1. Field of the Invention
The present invention relates to a surface acoustic wave device that is used as a resonator or a bandpass filter and to a duplexer including a transmission/reception filter that includes a surface acoustic wave device.
2. Description of the Related Art
To date, surface acoustic wave devices have been widely used as resonators and bandpass filters. Such surface acoustic wave devices typically include a comb-shaped interdigital transducer (IDT) electrode formed on the surface of a substrate having a piezoelectric property.
The operation frequency of surface acoustic wave devices has been shifting toward higher frequencies from a band of several hundred MHz to a band of several GHz in conjunction with the shift toward higher frequencies and the continuing size reduction of mobile communication devices, and together with this, high-frequency devices such as bandpass filters that use surface acoustic wave devices have been becoming progressively smaller in size. The pattern width of an IDT electrode needs to be very small in order to realize a high frequency and an IDT electrode needs to be formed with a pattern width of around 0.50 μm in a high-frequency bandpass filter having a center frequency of 2 GHz, for example.

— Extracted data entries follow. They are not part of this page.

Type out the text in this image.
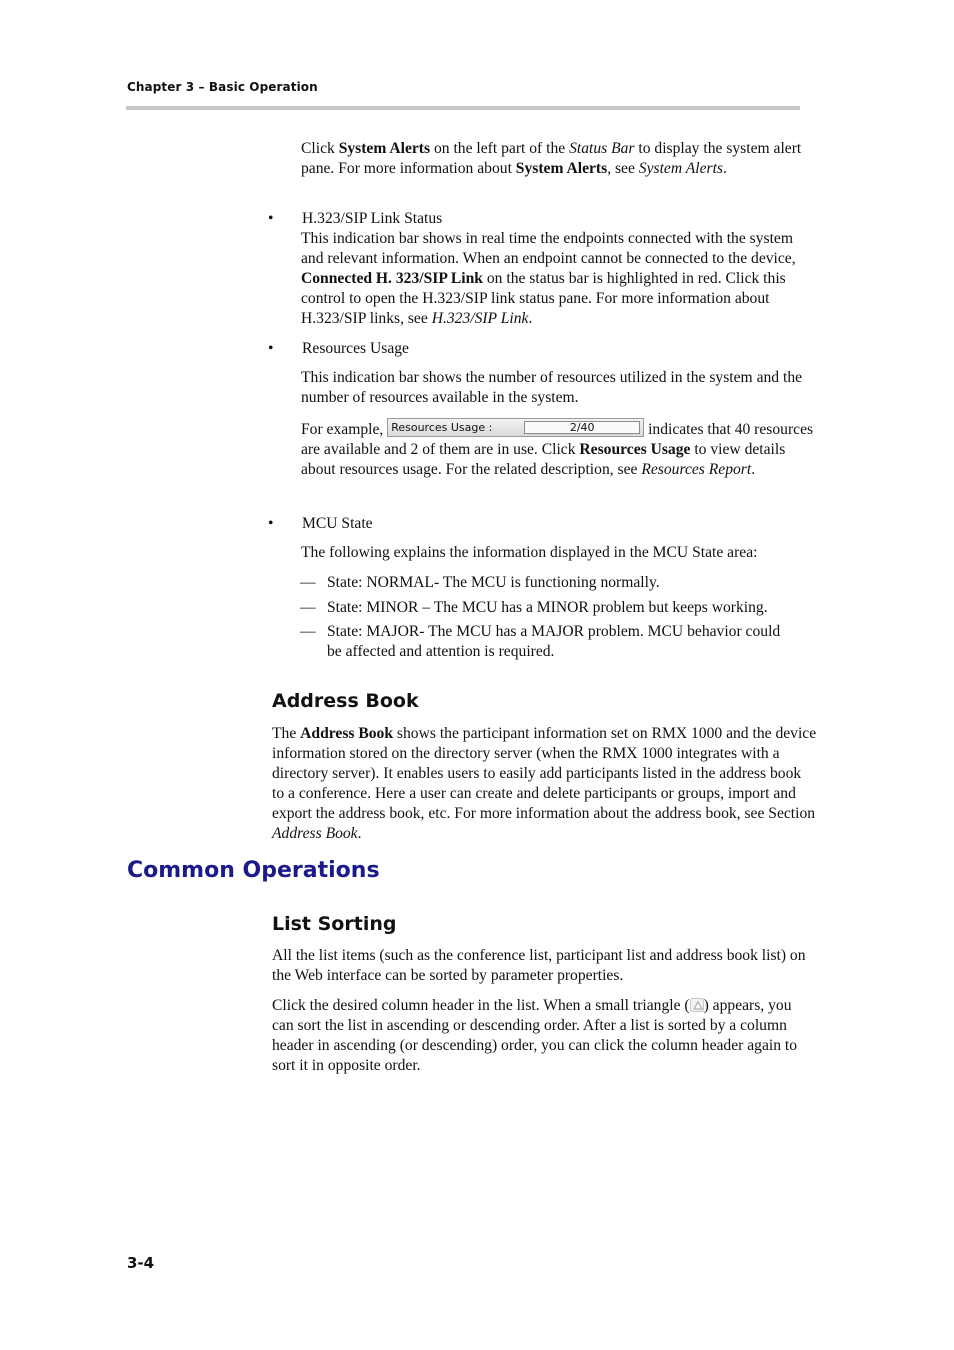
Chapter 3 – Basic Operation

Click System Alerts on the left part of the Status Bar to display the system alert pane. For more information about System Alerts, see System Alerts.

• H.323/SIP Link Status

This indication bar shows in real time the endpoints connected with the system and relevant information. When an endpoint cannot be connected to the device, Connected H. 323/SIP Link on the status bar is highlighted in red. Click this control to open the H.323/SIP link status pane. For more information about H.323/SIP links, see H.323/SIP Link.

• Resources Usage

This indication bar shows the number of resources utilized in the system and the number of resources available in the system.

For example, Resources Usage :	2/40	indicates that 40 resources are available and 2 of them are in use. Click Resources Usage to view details about resources usage. For the related description, see Resources Report.

• MCU State

The following explains the information displayed in the MCU State area:

— State: NORMAL- The MCU is functioning normally.
— State: MINOR – The MCU has a MINOR problem but keeps working.
— State: MAJOR- The MCU has a MAJOR problem. MCU behavior could be affected and attention is required.
Address Book

The Address Book shows the participant information set on RMX 1000 and the device information stored on the directory server (when the RMX 1000 integrates with a directory server). It enables users to easily add participants listed in the address book to a conference. Here a user can create and delete participants or groups, import and export the address book, etc. For more information about the address book, see Section Address Book.

Common Operations
List Sorting

All the list items (such as the conference list, participant list and address book list) on the Web interface can be sorted by parameter properties.

Click the desired column header in the list. When a small triangle ( ) appears, you can sort the list in ascending or descending order. After a list is sorted by a column header in ascending (or descending) order, you can click the column header again to sort it in opposite order.

3-4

As disclosed in Japanese Unexamined Patent Application Publication No. 2002-26685, an IDT electrode experiences a strong stress from a surface acoustic wave propagating along the surface of a piezoelectric substrate when a high-level voltage is applied to an IDT electrode having a very small pattern width as described above. If this stress exceeds the critical stress of the electrode film, stress-induced electrochemical migration occurs. In the case where Al is used as the material of the IDT electrode, Al atoms move along the crystalline grain boundaries due to the stress-induced electrochemical migration, and consequently, hillocks and voids are generated in the IDT electrode. Therefore, the IDT electrode is damaged and a point is reached where the characteristics of the surface acoustic wave device are degraded such that increases in electrical short circuits and insertion loss, and lowering of the Q value of a resonator occur.

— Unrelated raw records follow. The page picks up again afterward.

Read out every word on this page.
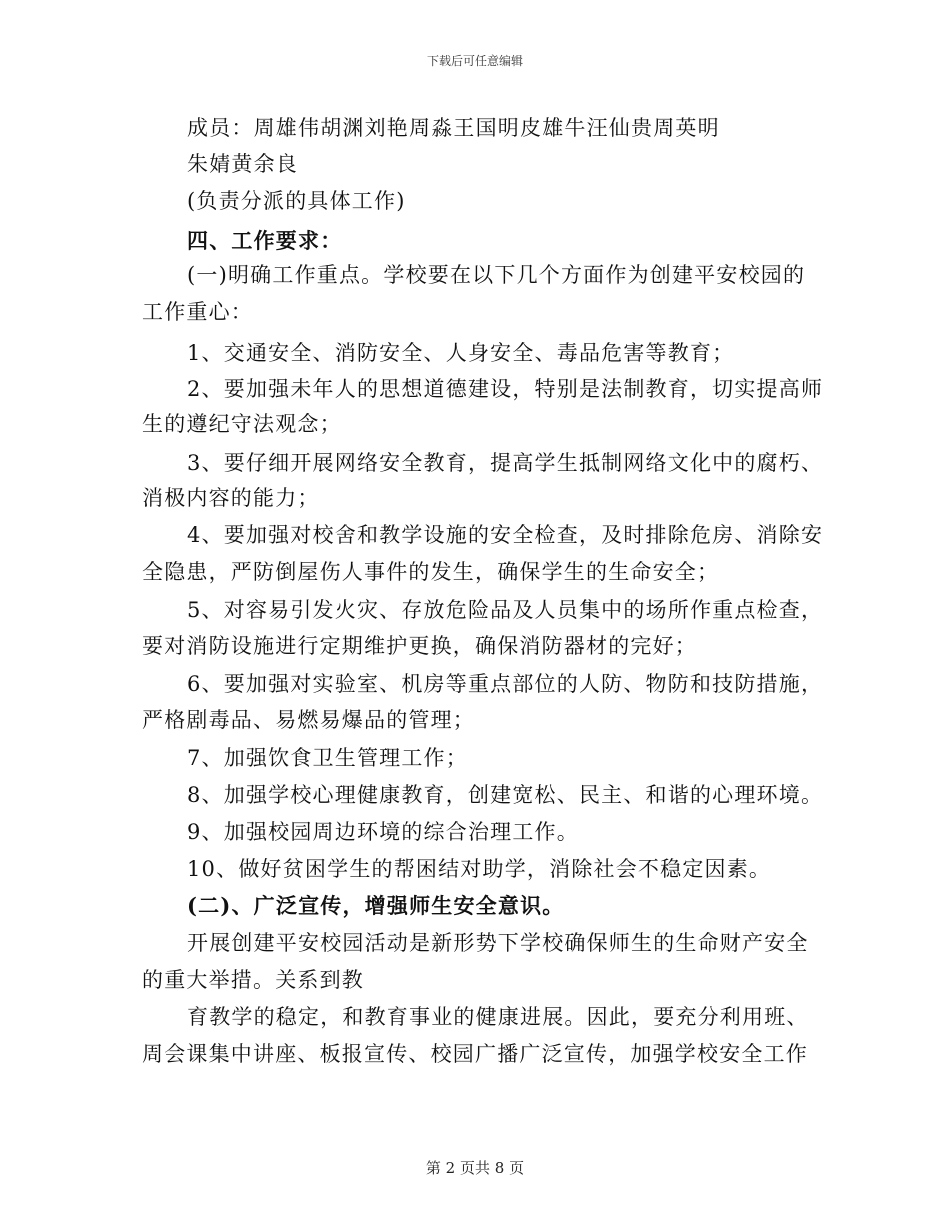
下载后可任意编辑
成员：周雄伟胡渊刘艳周淼王国明皮雄牛汪仙贵周英明
朱婧黄余良
(负责分派的具体工作)
四、工作要求：
(一)明确工作重点。学校要在以下几个方面作为创建平安校园的
工作重心：
1、交通安全、消防安全、人身安全、毒品危害等教育；
2、要加强未年人的思想道德建设，特别是法制教育，切实提高师
生的遵纪守法观念；
3、要仔细开展网络安全教育，提高学生抵制网络文化中的腐朽、
消极内容的能力；
4、要加强对校舍和教学设施的安全检查，及时排除危房、消除安
全隐患，严防倒屋伤人事件的发生，确保学生的生命安全；
5、对容易引发火灾、存放危险品及人员集中的场所作重点检查，
要对消防设施进行定期维护更换，确保消防器材的完好；
6、要加强对实验室、机房等重点部位的人防、物防和技防措施，
严格剧毒品、易燃易爆品的管理；
7、加强饮食卫生管理工作；
8、加强学校心理健康教育，创建宽松、民主、和谐的心理环境。
9、加强校园周边环境的综合治理工作。
10、做好贫困学生的帮困结对助学，消除社会不稳定因素。
(二)、广泛宣传，增强师生安全意识。
开展创建平安校园活动是新形势下学校确保师生的生命财产安全
的重大举措。关系到教
育教学的稳定，和教育事业的健康进展。因此，要充分利用班、
周会课集中讲座、板报宣传、校园广播广泛宣传，加强学校安全工作
第 2 页共 8 页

In order to solve the above-described problem, a proposal has been made to use Cu as the material of the IDT electrode. As disclosed in Japanese Unexamined Patent Application Publication Nos. 2002-26685 and 2007-235711, there is a problem regarding adhesion between an IDT electrode formed of Cu and a piezoelectric substrate. Therefore, an adhesive layer is provided between a main electrode layer and the piezoelectric substrate, and as a result, the adhesion and electric power handling capability of the IDT electrode can be improved. For example, one metal material selected from a group consisting of Ti, Ni, Cr and Ni—Cr is used as the material of the adhesive layer.
However, it has been recognized that, even in the case of a surface acoustic wave device in which an adhesive layer is provided between the main electrode layer and the piezoelectric substrate, the insertion loss of a bandpass filter increases when a high-level voltage is applied for a long time in a high-temperature environment to a bandpass filter in which such a surface acoustic wave device is used.
Consequently, adding a surface acoustic wave device to a terminal section of the bandpass filter, adding a direct-current cutting capacitor outside the bandpass filter and so forth in order to reduce the voltage applied to the bandpass filter have been considered, but this would cause the size of the product to be increased in such cases.
It is thought that the increase in the insertion loss of the bandpass filter described above is caused by the metal that forms the main electrode layer of the IDT electrode diffusing into the piezoelectric substrate. The metal that forms the main electrode layer fuses with the crystal that forms the piezoelectric substrate and causes electrical short circuiting of the IDT electrode to occur. Such an increase in insertion loss cannot be sufficiently suppressed even when an adhesive layer formed of a material that does not readily diffuse into the piezoelectric substrate is provided between the main electrode layer and the piezoelectric substrate.